Suggestion Two: Open The Door
"Next, it’s important for IT to take the lead in providing tools and guidelines that make it easy for business developers to start off on the right foot."
While also good advice, it's almost impossible to actually do.
Why? IT folks who have drunk the Proprietary (i.e., Microsoft) Kool Aid laced with contractual terms and conditions won't let end-users have expensive Visual Studio toolkits. And the true believers in Microsoft hegemony can't let users have non-Microsoft tools. All the large IT organizations that are all-singing, all-dancing, all-Microsoft can't empower end users very well at all.
They offer up Sharepoint and MS-Access and then shut down all further access to tools.
Here's Dumb Rule 2 of success in IT: "Measure Success By Licensing Fees".
Visual Studio works because its expensive. Right? Oracle is "enterprise" scale because it's expensive. SQLite is unacceptable because there's no support, right?
To provide tools and guidelines, Corporate IT has to either (1) stop paying so much for tools or (2) budget for user departments to have access to real tools or both.
If we don't allow the DIY folks a decent tool set they'll still create software using crappy tools. They're remarkably capable of building vast shadow systems in MS-Access. Seven interlocked Access databases that all magically work together on a single desktop is the kind of thing they'll do if we don't help them do something better.
Suggestion Three: Stop Driving and Start Guiding
DIY folks want first class access to servers, data and tools.
"IT can take the lead in providing guidelines and even code snippets or basic scripts that work with platforms that are commonly used to create DIY projects in your organization."
"Provide small doses of advice on how to design applications for scale and security that are led by your professional-development staff. "
This can't happen, of course. The reason is that we can't "trust" the end users. If we give them access to the data, they'll make a total mess of it. We know they'll make a mess of it because we have columns in the database where the users have stopped entering the data we carefully defined in the data dictionary and started entering other data.
Why, oh why do end users corrupt the columns in the database? We tear at our hair and rend our clothes asking this. Everyone asks this. It's the great rhetorical argument against allowing users into the hallowed halls of IT.
No one tries to answer it, of course. It's a rhetorical question. The answer is embarrassing.
Users corrupt and misuse the database because a small change to add a column is a 9-month delay preceded by endless useless meetings, endless useless IT process. While waiting for IT to make a simple change, it's easier to simply enter the data into another unused field.
IT creates they're own nightmare by being unable to adapt to business change.
Here's Dumb Rule 3 of success in IT: "Control The Data".
Rather than adapt to business changes, wrap them in process as a way to say "no". Have elaborate processes. Complex budget negotiations. Project prioritization meetings.

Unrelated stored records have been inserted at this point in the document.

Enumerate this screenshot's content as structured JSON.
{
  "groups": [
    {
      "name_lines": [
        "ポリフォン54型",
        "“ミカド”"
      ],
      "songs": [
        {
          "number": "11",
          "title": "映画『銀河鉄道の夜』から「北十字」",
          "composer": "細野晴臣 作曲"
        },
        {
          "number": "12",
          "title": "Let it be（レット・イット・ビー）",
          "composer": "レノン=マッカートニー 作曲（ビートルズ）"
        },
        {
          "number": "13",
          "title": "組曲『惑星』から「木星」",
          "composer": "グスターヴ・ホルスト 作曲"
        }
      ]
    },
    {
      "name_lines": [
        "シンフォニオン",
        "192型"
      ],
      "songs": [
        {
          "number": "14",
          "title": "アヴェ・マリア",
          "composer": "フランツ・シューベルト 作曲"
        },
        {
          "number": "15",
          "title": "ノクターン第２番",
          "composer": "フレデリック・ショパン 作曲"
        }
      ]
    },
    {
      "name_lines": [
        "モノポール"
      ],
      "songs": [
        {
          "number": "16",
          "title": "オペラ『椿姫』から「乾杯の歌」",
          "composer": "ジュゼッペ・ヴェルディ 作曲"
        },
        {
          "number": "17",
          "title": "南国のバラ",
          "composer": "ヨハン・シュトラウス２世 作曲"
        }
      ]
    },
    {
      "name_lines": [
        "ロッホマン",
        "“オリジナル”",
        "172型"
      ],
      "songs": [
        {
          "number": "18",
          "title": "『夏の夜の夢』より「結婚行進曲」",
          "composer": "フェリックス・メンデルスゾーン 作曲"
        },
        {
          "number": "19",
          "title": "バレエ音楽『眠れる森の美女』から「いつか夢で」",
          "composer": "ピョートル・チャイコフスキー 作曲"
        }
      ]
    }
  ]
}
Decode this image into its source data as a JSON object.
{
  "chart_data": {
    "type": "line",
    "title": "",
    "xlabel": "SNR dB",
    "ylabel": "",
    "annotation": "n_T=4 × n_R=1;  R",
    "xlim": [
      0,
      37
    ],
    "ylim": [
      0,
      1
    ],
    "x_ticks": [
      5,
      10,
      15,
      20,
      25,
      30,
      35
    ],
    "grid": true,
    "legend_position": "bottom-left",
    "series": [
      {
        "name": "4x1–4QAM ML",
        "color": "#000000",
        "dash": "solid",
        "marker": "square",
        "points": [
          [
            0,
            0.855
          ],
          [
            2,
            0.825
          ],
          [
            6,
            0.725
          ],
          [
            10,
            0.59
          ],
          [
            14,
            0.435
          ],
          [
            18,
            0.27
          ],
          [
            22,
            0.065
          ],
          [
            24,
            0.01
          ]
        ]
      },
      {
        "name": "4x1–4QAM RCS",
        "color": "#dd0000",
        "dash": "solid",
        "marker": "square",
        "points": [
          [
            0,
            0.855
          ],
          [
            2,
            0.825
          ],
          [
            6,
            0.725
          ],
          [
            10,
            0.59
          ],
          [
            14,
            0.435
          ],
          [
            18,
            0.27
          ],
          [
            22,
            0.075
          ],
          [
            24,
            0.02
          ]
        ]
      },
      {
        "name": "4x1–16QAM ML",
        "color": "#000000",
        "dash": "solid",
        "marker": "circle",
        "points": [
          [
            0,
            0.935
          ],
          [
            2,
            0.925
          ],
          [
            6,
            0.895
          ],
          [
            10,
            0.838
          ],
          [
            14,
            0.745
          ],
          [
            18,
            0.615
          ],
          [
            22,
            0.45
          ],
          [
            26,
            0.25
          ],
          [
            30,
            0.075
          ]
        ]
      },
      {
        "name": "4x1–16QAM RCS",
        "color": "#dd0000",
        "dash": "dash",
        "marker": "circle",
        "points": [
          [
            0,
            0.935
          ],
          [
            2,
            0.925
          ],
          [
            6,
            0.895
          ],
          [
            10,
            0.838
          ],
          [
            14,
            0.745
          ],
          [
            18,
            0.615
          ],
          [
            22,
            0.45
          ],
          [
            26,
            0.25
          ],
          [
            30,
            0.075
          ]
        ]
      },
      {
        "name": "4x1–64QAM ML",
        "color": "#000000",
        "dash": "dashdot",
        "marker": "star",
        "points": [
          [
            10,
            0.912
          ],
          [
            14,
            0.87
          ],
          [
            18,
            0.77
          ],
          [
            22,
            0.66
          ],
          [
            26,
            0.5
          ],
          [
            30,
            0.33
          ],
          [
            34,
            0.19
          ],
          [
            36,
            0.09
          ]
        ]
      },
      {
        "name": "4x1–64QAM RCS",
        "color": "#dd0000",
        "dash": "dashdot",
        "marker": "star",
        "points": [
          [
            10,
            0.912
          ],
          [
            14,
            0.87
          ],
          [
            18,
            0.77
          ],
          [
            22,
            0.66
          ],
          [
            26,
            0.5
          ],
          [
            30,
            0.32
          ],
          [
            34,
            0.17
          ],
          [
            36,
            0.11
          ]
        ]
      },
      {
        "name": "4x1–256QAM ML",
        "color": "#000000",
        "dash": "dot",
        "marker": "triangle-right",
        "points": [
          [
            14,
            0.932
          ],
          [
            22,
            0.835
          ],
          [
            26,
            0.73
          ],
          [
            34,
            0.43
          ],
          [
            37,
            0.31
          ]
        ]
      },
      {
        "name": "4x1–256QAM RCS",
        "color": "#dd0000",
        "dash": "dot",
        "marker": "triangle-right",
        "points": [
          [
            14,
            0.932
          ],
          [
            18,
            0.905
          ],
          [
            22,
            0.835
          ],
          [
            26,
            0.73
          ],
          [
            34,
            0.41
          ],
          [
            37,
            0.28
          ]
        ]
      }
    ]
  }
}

Yes, the resources are finite. More process, however, means fewer resources devoted to solving business problems.
Code that does updates needs a lot of code review and testing no matter who wrote it. If end-users have a DIY project, IT should be deeply involved in the QA process. End users don't particularly like the kind of rigorous, expensive, sophisticated testing that IT imposes on itself. That doesn't remove the need to engage the DIY folks in some kind of test plan.
IT needs to offer a menu of services including "secure, reliable and available data and processing resources".
IT needs to have a simple, easy-to-understand quality threshold for software.
Programming, software purchase, integration installation and configuration and the like can be done by IT or by anyone else who meets the simple quality threshold.
A test plan. Evidence that the tests are passed. Compatibility with some standards.
It should be very, very simple so that DIY can be made to work efficiently. Since it's going to happen anyway, it's better to do it well than to fight against it with Dumb Rules.